Projects are inherently collaborative. Collaboration is always messy. Messy often leads to failure. Failure with a little self-awareness gives rise to learning. Learning creates new knowledge. New knowledge is fed back into the project, and the process begins again. Occasionally, “messy” takes a sharp left turn and leads to success, but only after several iterations of the process, and therefore, several failures. Sadly, we are more afraid of failing, than we are driven to succeed, and we should be most afraid of standing still.
I have never had an opportunity to practice Ryan’s Rules for Projects. I have attempted to implement some of the rules into existing projects and I’ve been overruled or outvoted each time. Maybe these rules are a recipe for failure, or maybe they’re keys to success, but if you’re tired of treading water, you could do a lot worse than trying it my way.
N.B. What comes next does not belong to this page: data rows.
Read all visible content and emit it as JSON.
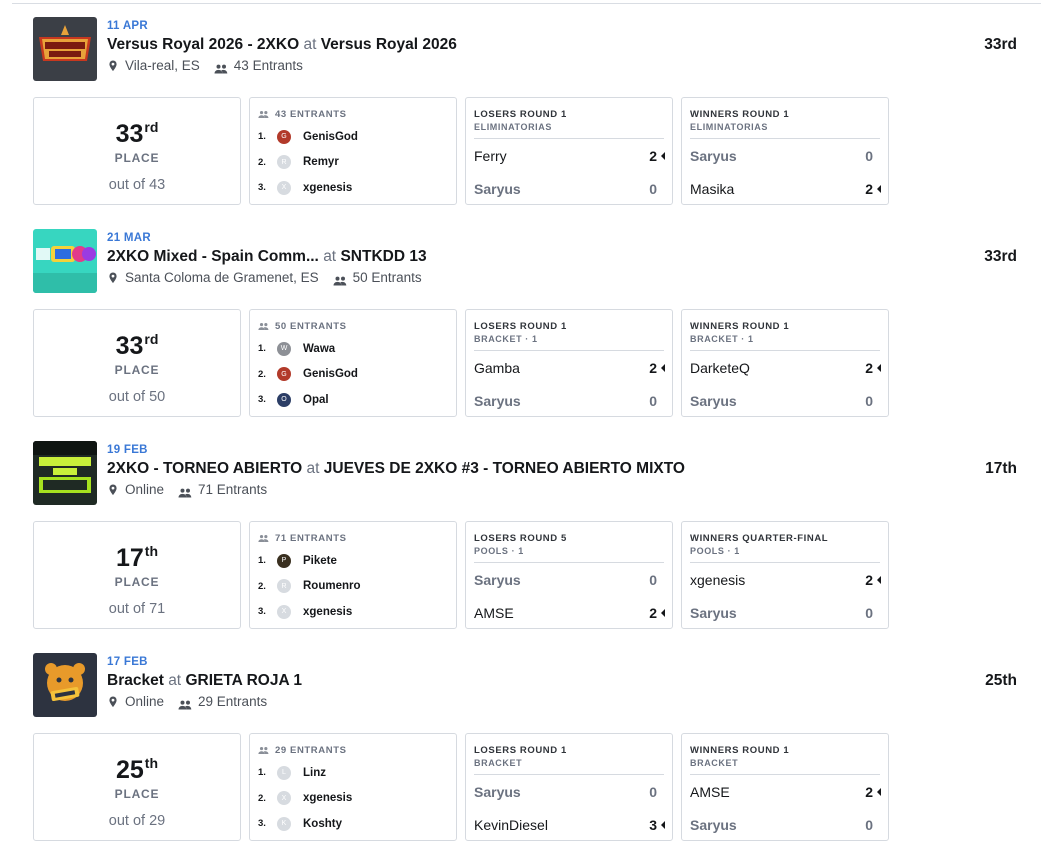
{
  "colors": {
    "accent": "#3a78d6",
    "text": "#15171a",
    "muted": "#6b7280",
    "border": "#d6dae0"
  },
  "icons": {
    "location": "map-pin-icon",
    "entrants": "people-icon"
  },
  "tournaments": [
    {
      "thumb": "versus-royal-logo",
      "date": "11 APR",
      "event": "Versus Royal 2026 - 2XKO",
      "at": "at",
      "tournament": "Versus Royal 2026",
      "location": "Vila-real, ES",
      "entrants_text": "43 Entrants",
      "placement": "33rd",
      "place_num": "33",
      "place_suffix": "rd",
      "place_label": "PLACE",
      "out_of": "out of 43",
      "entrants_header": "43 ENTRANTS",
      "top3": [
        {
          "rank": "1.",
          "name": "GenisGod",
          "avatar": "G",
          "avatar_color": "#b23a2a"
        },
        {
          "rank": "2.",
          "name": "Remyr",
          "avatar": "R",
          "avatar_color": "#d7dbe0"
        },
        {
          "rank": "3.",
          "name": "xgenesis",
          "avatar": "X",
          "avatar_color": "#d7dbe0"
        }
      ],
      "matches": [
        {
          "round": "LOSERS ROUND 1",
          "phase": "ELIMINATORIAS",
          "players": [
            {
              "name": "Ferry",
              "score": "2",
              "win": true
            },
            {
              "name": "Saryus",
              "score": "0",
              "win": false
            }
          ]
        },
        {
          "round": "WINNERS ROUND 1",
          "phase": "ELIMINATORIAS",
          "players": [
            {
              "name": "Saryus",
              "score": "0",
              "win": false
            },
            {
              "name": "Masika",
              "score": "2",
              "win": true
            }
          ]
        }
      ]
    },
    {
      "thumb": "sntkdd-logo",
      "date": "21 MAR",
      "event": "2XKO Mixed - Spain Comm...",
      "at": "at",
      "tournament": "SNTKDD 13",
      "location": "Santa Coloma de Gramenet, ES",
      "entrants_text": "50 Entrants",
      "placement": "33rd",
      "place_num": "33",
      "place_suffix": "rd",
      "place_label": "PLACE",
      "out_of": "out of 50",
      "entrants_header": "50 ENTRANTS",
      "top3": [
        {
          "rank": "1.",
          "name": "Wawa",
          "avatar": "W",
          "avatar_color": "#8d9096"
        },
        {
          "rank": "2.",
          "name": "GenisGod",
          "avatar": "G",
          "avatar_color": "#b23a2a"
        },
        {
          "rank": "3.",
          "name": "Opal",
          "avatar": "O",
          "avatar_color": "#2c3e66"
        }
      ],
      "matches": [
        {
          "round": "LOSERS ROUND 1",
          "phase": "BRACKET · 1",
          "players": [
            {
              "name": "Gamba",
              "score": "2",
              "win": true
            },
            {
              "name": "Saryus",
              "score": "0",
              "win": false
            }
          ]
        },
        {
          "round": "WINNERS ROUND 1",
          "phase": "BRACKET · 1",
          "players": [
            {
              "name": "DarketeQ",
              "score": "2",
              "win": true
            },
            {
              "name": "Saryus",
              "score": "0",
              "win": false
            }
          ]
        }
      ]
    },
    {
      "thumb": "jueves-de-2xko-logo",
      "date": "19 FEB",
      "event": "2XKO - TORNEO ABIERTO",
      "at": "at",
      "tournament": "JUEVES DE 2XKO #3 - TORNEO ABIERTO MIXTO",
      "location": "Online",
      "entrants_text": "71 Entrants",
      "placement": "17th",
      "place_num": "17",
      "place_suffix": "th",
      "place_label": "PLACE",
      "out_of": "out of 71",
      "entrants_header": "71 ENTRANTS",
      "top3": [
        {
          "rank": "1.",
          "name": "Pikete",
          "avatar": "P",
          "avatar_color": "#3a3020"
        },
        {
          "rank": "2.",
          "name": "Roumenro",
          "avatar": "R",
          "avatar_color": "#d7dbe0"
        },
        {
          "rank": "3.",
          "name": "xgenesis",
          "avatar": "X",
          "avatar_color": "#d7dbe0"
        }
      ],
      "matches": [
        {
          "round": "LOSERS ROUND 5",
          "phase": "POOLS · 1",
          "players": [
            {
              "name": "Saryus",
              "score": "0",
              "win": false
            },
            {
              "name": "AMSE",
              "score": "2",
              "win": true
            }
          ]
        },
        {
          "round": "WINNERS QUARTER-FINAL",
          "phase": "POOLS · 1",
          "players": [
            {
              "name": "xgenesis",
              "score": "2",
              "win": true
            },
            {
              "name": "Saryus",
              "score": "0",
              "win": false
            }
          ]
        }
      ]
    },
    {
      "thumb": "kings-logo",
      "date": "17 FEB",
      "event": "Bracket",
      "at": "at",
      "tournament": "GRIETA ROJA 1",
      "location": "Online",
      "entrants_text": "29 Entrants",
      "placement": "25th",
      "place_num": "25",
      "place_suffix": "th",
      "place_label": "PLACE",
      "out_of": "out of 29",
      "entrants_header": "29 ENTRANTS",
      "top3": [
        {
          "rank": "1.",
          "name": "Linz",
          "avatar": "L",
          "avatar_color": "#d7dbe0"
        },
        {
          "rank": "2.",
          "name": "xgenesis",
          "avatar": "X",
          "avatar_color": "#d7dbe0"
        },
        {
          "rank": "3.",
          "name": "Koshty",
          "avatar": "K",
          "avatar_color": "#d7dbe0"
        }
      ],
      "matches": [
        {
          "round": "LOSERS ROUND 1",
          "phase": "BRACKET",
          "players": [
            {
              "name": "Saryus",
              "score": "0",
              "win": false
            },
            {
              "name": "KevinDiesel",
              "score": "3",
              "win": true
            }
          ]
        },
        {
          "round": "WINNERS ROUND 1",
          "phase": "BRACKET",
          "players": [
            {
              "name": "AMSE",
              "score": "2",
              "win": true
            },
            {
              "name": "Saryus",
              "score": "0",
              "win": false
            }
          ]
        }
      ]
    }
  ]
}
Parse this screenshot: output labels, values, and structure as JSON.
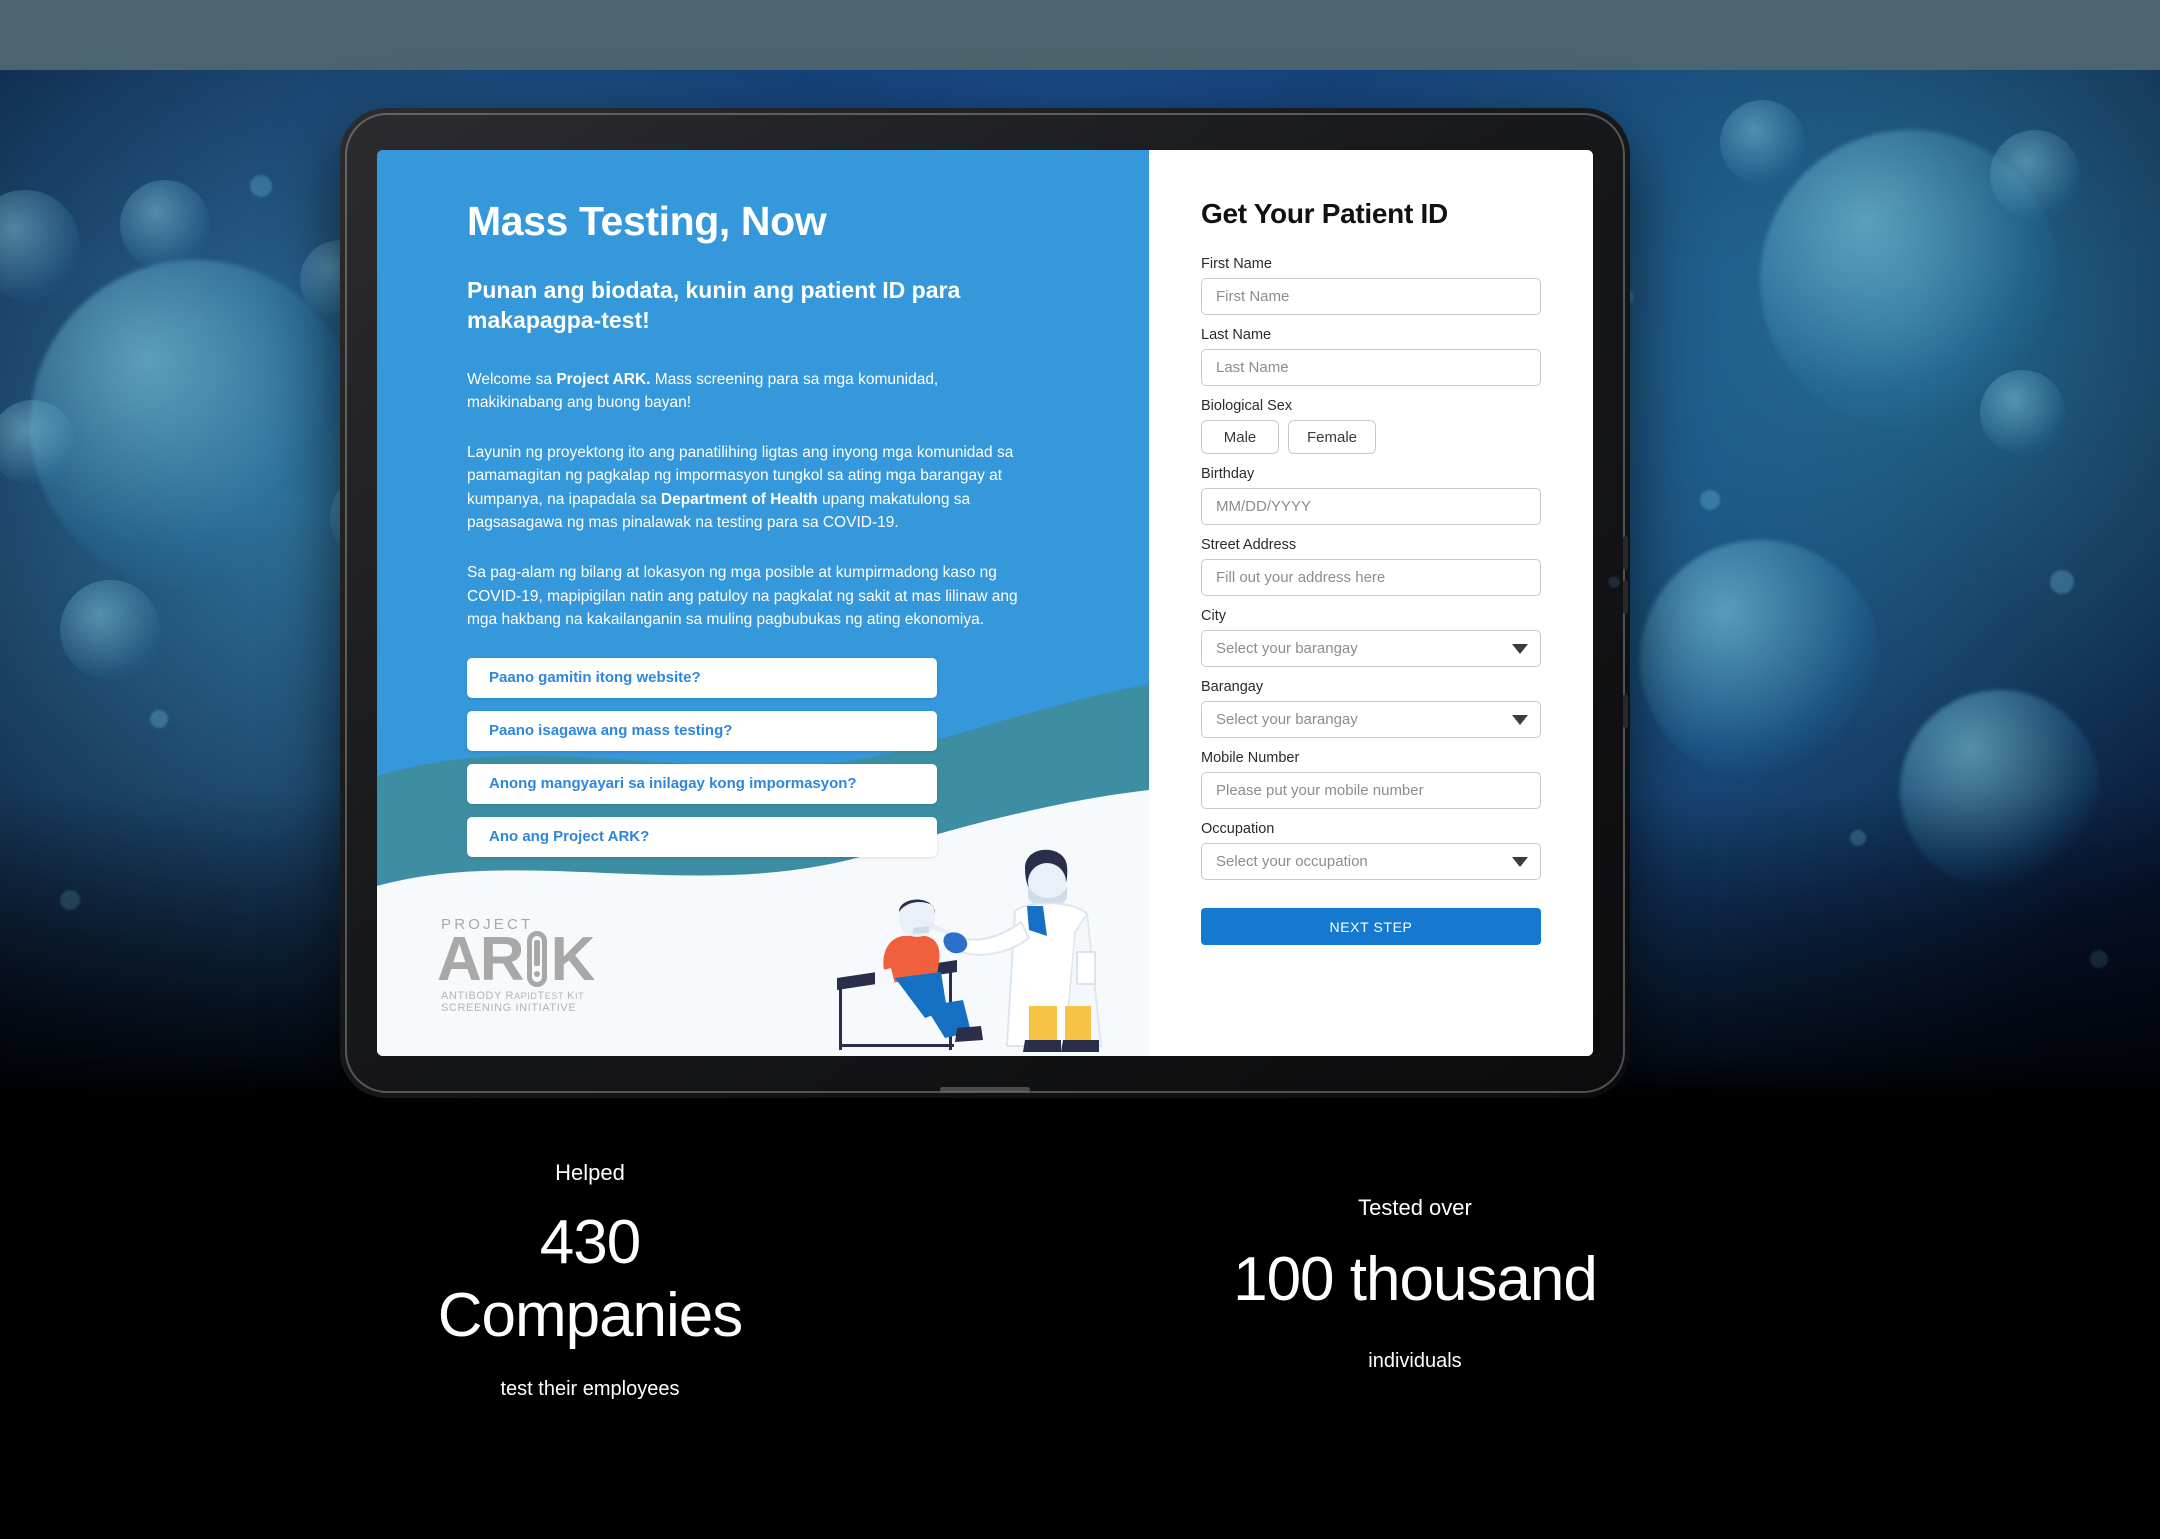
{
  "hero": {
    "title": "Mass Testing, Now",
    "subtitle": "Punan ang biodata, kunin ang patient ID para makapagpa-test!",
    "p1_pre": "Welcome sa ",
    "p1_bold": "Project ARK.",
    "p1_post": " Mass screening para sa mga komunidad, makikinabang ang buong bayan!",
    "p2_pre": "Layunin ng proyektong ito ang panatilihing ligtas ang inyong mga komunidad sa pamamagitan ng pagkalap ng impormasyon tungkol sa ating mga barangay at kumpanya, na ipapadala sa ",
    "p2_bold": "Department of Health",
    "p2_post": " upang makatulong sa pagsasagawa ng mas pinalawak na testing para sa COVID-19.",
    "p3": "Sa pag-alam ng bilang at lokasyon ng mga posible at kumpirmadong kaso ng COVID-19, mapipigilan natin ang patuloy na pagkalat ng sakit at mas lilinaw ang mga hakbang na kakailanganin sa muling pagbubukas ng ating ekonomiya."
  },
  "faq": {
    "items": [
      {
        "label": "Paano gamitin itong website?"
      },
      {
        "label": "Paano isagawa ang mass testing?"
      },
      {
        "label": "Anong mangyayari sa inilagay kong impormasyon?"
      },
      {
        "label": "Ano ang Project ARK?"
      }
    ]
  },
  "logo": {
    "line1": "PROJECT",
    "ar": "AR",
    "k": "K",
    "tagline1_a": "ANTIBODY ",
    "tagline1_b": "R",
    "tagline1_c": "APID",
    "tagline1_d": "T",
    "tagline1_e": "EST ",
    "tagline1_f": "K",
    "tagline1_g": "IT",
    "tagline2": "SCREENING INITIATIVE"
  },
  "form": {
    "title": "Get Your Patient ID",
    "first_name": {
      "label": "First Name",
      "placeholder": "First Name",
      "value": ""
    },
    "last_name": {
      "label": "Last Name",
      "placeholder": "Last Name",
      "value": ""
    },
    "biological_sex": {
      "label": "Biological Sex",
      "options": [
        {
          "label": "Male"
        },
        {
          "label": "Female"
        }
      ]
    },
    "birthday": {
      "label": "Birthday",
      "placeholder": "MM/DD/YYYY",
      "value": ""
    },
    "street_address": {
      "label": "Street Address",
      "placeholder": "Fill out your address here",
      "value": ""
    },
    "city": {
      "label": "City",
      "selected": "Select your barangay"
    },
    "barangay": {
      "label": "Barangay",
      "selected": "Select your barangay"
    },
    "mobile_number": {
      "label": "Mobile Number",
      "placeholder": "Please put your mobile number",
      "value": ""
    },
    "occupation": {
      "label": "Occupation",
      "selected": "Select your occupation"
    },
    "next_button": "NEXT STEP"
  },
  "stats": [
    {
      "caption": "Helped",
      "number": "430",
      "unit": "Companies",
      "footer": "test their employees"
    },
    {
      "caption": "Tested over",
      "number": "100 thousand",
      "unit": "",
      "footer": "individuals"
    }
  ],
  "colors": {
    "brand_blue": "#3498db",
    "teal": "#3d8ea3",
    "button_blue": "#1479cf",
    "link_blue": "#2e86de",
    "strip_grey": "#4a6570"
  }
}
Jeffrey Brandt at PinHawk suggests a few more rules and I wholeheartedly agree. My list was never intended to be definitive or comprehensive. If you have further suggestions, please leave them in the comments.
Rule #6 – All team meetings must have an agenda. (ed. meetings not collaboration time)
Rule #7 – All projects must have a written definition of success.
Rule #8 – All projects must have links to one (or more) strategic business initiatives.